3D rendering and visualization artists are nothing without their tools. One of those tools, and perhaps the one most important to their success, is the 3D modeler. It is the backbone of any gorgeous rendering, and is used to create assets and 3D models that can then be inserted into scenes, animations, and VR experiences to be rendered in photorealism.
As with any tool, certain artists have their prefered brand. With the rendering and visualization industry taking off in the past decade, there are now loads of capable programs that each offer something a little bit different. The software on this list encumpasses the best of the best, whether it be from a user-experience, functionality, or flexibility standpoint.
These is the best 3D modeling software available today.
For architects and structural engineers, Rhino is the professional tool of choice for constructing complex building models and components. It is one of those programs that is easy to learn but incredibly hard to master. This is due in part to its intuitive user interface which is draped over and incredibly mountain of functional depth, resulting in a package that ends up being perfect for beginners and experts alike.
These days, Rhino has become synonymous with architectural rendering. The toolset and usability lend themselves to being applicable the the rectilinear nature of a traditional building. Furthermore, the scripting capabilities allow more complex structural systems to be digitally constructed and analyzed, then rendered to be considered part of the all important design feedback loop.

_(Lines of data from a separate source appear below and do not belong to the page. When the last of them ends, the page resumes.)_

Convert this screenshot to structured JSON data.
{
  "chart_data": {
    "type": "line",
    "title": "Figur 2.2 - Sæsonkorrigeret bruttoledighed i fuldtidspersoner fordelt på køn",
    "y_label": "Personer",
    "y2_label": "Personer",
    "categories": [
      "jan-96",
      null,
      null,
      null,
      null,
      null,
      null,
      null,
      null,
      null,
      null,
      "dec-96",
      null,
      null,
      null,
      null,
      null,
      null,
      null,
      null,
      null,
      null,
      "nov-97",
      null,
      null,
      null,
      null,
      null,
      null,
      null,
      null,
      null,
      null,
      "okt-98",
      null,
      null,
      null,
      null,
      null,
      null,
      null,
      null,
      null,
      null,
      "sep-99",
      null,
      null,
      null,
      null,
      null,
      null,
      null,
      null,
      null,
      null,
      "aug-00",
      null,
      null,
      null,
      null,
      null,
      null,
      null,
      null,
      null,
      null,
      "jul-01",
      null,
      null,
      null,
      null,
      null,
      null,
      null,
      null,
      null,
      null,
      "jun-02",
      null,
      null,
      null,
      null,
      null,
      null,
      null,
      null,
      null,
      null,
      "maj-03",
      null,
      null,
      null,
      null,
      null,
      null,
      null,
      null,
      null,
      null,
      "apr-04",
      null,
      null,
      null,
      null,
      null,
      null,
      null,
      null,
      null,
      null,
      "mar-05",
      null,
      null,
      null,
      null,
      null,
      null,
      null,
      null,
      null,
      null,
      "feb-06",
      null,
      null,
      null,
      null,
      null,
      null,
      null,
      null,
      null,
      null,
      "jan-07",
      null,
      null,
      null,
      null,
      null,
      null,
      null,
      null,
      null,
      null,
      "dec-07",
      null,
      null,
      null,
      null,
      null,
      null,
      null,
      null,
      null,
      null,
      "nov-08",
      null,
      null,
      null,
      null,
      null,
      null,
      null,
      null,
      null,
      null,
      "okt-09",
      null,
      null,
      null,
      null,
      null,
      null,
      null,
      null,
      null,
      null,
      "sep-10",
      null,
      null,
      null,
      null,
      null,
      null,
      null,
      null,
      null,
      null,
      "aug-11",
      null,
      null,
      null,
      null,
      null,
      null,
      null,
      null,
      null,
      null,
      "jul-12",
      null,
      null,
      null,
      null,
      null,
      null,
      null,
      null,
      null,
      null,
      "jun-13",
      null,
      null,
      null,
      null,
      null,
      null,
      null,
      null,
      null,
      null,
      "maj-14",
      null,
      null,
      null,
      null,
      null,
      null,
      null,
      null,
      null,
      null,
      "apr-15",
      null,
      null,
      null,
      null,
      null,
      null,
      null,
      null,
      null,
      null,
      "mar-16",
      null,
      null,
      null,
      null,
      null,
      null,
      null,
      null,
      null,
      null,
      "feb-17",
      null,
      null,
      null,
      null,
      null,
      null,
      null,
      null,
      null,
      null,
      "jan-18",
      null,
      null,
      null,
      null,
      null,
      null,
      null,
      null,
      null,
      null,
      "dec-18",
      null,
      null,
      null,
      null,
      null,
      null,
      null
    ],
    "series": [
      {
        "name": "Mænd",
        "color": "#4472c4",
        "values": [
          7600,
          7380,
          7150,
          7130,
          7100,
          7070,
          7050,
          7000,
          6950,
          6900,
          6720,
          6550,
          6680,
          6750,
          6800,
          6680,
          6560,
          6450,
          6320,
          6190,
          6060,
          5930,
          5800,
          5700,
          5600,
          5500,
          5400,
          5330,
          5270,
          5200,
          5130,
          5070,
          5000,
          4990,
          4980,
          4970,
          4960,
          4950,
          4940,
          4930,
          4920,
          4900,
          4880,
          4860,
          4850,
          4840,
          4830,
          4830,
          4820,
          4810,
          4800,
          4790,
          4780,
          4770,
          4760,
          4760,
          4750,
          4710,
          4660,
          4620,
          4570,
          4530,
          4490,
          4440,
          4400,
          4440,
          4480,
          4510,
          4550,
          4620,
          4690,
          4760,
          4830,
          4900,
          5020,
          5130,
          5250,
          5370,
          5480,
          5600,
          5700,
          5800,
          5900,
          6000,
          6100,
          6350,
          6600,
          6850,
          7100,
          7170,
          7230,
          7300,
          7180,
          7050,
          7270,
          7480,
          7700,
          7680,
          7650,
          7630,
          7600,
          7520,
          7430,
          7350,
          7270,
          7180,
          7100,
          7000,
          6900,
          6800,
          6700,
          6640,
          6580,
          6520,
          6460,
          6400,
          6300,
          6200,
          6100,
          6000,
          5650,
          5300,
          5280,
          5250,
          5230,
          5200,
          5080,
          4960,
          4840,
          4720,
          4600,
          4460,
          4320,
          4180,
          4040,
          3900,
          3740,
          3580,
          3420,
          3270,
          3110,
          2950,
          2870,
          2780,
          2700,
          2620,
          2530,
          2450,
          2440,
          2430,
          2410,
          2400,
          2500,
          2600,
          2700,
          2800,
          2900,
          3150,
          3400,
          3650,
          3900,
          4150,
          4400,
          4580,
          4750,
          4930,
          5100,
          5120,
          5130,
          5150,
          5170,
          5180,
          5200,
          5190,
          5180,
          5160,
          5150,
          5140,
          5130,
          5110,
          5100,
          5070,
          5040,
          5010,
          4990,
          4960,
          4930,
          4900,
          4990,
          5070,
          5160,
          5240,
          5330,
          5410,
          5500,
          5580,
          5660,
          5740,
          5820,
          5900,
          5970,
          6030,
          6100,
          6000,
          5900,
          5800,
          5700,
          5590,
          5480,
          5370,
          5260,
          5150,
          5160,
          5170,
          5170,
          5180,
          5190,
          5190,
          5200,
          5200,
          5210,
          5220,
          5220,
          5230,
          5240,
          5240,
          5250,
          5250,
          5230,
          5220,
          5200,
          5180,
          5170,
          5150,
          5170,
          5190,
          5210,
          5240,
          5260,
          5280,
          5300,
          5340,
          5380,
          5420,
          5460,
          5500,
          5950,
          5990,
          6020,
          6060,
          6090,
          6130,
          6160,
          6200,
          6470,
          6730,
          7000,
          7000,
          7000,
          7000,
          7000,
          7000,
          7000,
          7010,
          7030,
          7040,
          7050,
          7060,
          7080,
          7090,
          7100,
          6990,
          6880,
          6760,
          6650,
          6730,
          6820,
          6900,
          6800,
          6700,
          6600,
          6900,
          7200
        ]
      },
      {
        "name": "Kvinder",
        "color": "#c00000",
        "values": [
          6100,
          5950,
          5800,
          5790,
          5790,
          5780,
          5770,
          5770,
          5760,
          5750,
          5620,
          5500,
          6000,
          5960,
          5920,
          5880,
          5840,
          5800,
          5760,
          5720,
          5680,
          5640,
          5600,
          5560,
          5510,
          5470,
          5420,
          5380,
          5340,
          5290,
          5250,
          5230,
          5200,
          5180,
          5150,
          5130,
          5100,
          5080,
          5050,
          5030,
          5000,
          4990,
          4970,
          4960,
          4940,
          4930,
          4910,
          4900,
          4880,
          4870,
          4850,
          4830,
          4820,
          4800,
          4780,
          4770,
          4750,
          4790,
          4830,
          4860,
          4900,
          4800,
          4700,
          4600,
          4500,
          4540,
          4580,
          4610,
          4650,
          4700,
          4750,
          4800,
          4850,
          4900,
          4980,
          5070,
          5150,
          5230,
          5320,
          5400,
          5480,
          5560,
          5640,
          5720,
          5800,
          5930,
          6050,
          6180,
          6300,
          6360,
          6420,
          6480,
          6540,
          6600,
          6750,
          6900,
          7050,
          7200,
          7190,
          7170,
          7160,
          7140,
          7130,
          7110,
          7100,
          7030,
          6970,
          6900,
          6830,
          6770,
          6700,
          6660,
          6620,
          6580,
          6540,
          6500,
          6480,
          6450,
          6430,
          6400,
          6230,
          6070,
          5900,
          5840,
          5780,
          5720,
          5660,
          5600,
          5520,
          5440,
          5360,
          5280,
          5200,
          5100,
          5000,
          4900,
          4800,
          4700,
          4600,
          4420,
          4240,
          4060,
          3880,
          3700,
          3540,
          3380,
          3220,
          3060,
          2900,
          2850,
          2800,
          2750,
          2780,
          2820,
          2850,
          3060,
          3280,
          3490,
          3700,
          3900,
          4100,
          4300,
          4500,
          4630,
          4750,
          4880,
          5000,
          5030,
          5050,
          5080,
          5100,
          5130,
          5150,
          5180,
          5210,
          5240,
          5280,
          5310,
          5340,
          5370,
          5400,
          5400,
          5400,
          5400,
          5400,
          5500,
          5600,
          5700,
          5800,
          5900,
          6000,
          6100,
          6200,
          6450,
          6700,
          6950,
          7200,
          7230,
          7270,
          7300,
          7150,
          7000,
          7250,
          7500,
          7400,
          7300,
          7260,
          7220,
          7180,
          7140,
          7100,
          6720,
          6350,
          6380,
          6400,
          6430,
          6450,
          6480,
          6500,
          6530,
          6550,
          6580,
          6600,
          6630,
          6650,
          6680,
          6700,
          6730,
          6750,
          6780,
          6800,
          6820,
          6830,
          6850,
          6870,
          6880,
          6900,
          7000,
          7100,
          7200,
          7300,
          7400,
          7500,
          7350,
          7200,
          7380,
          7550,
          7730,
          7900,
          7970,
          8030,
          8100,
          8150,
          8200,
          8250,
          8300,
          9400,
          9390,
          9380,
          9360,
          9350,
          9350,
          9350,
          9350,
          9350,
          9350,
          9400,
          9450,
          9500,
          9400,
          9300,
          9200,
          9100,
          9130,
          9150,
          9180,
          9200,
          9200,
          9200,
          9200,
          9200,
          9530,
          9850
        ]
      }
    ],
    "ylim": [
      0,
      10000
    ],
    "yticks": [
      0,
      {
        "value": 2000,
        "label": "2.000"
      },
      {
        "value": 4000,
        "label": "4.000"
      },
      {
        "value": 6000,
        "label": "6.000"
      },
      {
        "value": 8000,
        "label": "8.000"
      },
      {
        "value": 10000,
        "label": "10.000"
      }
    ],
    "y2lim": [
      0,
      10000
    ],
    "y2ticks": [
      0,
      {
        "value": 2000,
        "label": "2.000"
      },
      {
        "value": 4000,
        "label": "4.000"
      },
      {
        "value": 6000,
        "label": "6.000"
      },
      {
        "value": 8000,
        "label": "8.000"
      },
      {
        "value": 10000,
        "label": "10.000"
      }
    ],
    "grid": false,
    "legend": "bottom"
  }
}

AutoDesk has been a CAD giant since computers became a mainstream thing in the late 1980’s, so it would make sense their 3D modeling software is among the best in the world. While not initially as intuitive as Rhino or Blender, 3DS Max has much better, more functionally capable modeling tools that are better suited for more natural looking models.
Not only does it interface well with other AutoDesk software like CAD and Revit, the plugins for VRAY and Maxwell are excellent for render integration. 3DS Max is used primarily by designers, animators, and digital artists.
There isn’t a single open source program available that does as much as Blender. Not only is it a fantastic 3D modeler, it has a proprietary rendering engine that produces images and animations that are on par with just about any other on the market. On top of all that, Blender’s dedicated underbelly of programmers, educators, and enthusiasts is truly something to behold. The words passion, rabid, and fanatical come to mind.
Blender is completely and totally free. Go download it now.
SketchUp tends to get a bad rap from 3D modeling purists, and probably for good reason. It’s so incredibly easy to learn and use, it has a tendency to make other modeling programs look like Chinese in comparison. But, that’s exaclty what makes SketchUp so valuable, especially to architecture and design firms. It allows designers to quickly rough out their work and establish a feedback loop that is as fast as the program itself. Better yet, you don’t need a mega-server powering your computer to run it. Oh, and it’s free.
If there were ever an opposite end of the spectrum from SketchUp, that’s exactly where you’d find AutoDesk Maya. It is the most complex, hard-to-learn, function-rich program on this list, and is used by the likes of Pixar and Bungie to craft incredibly detailed and alive virtual worlds. Not only does it have the most robust set of modeling tools on the planet, it also incorporates physics-based environmental systems to animate and model scenes with insane realism. There simply isn’t a more powerful program than Maya. It might not be free, but for those who’ve mastered it, it is worth its weight in gold.
While not predominantly a modeling program, Revit earns points for its brevity in bringing 3D modeling into the world of construction documentation. It suffered through some rough growing pains initially, but today represents the most powerful building information modeling (BIM) tool available. Revit helps speed up the design and documentation process, and allows architects and engineers to communicate with builders on a level never before thought possible. It also has a few visualization tricks up its sleeve for good measure.
SolidWorks is leaned on heavily by the industrial, mechanical, and manufacturing engineer industries. It is the most well-rounded 3D modeling tool when it comes to creating assets and mechanical systems with unparalleled accuracy. It interfaces well with other system based analytics tools, and will reward any designer or engineer who is willing to put in the time to learn its intricacies.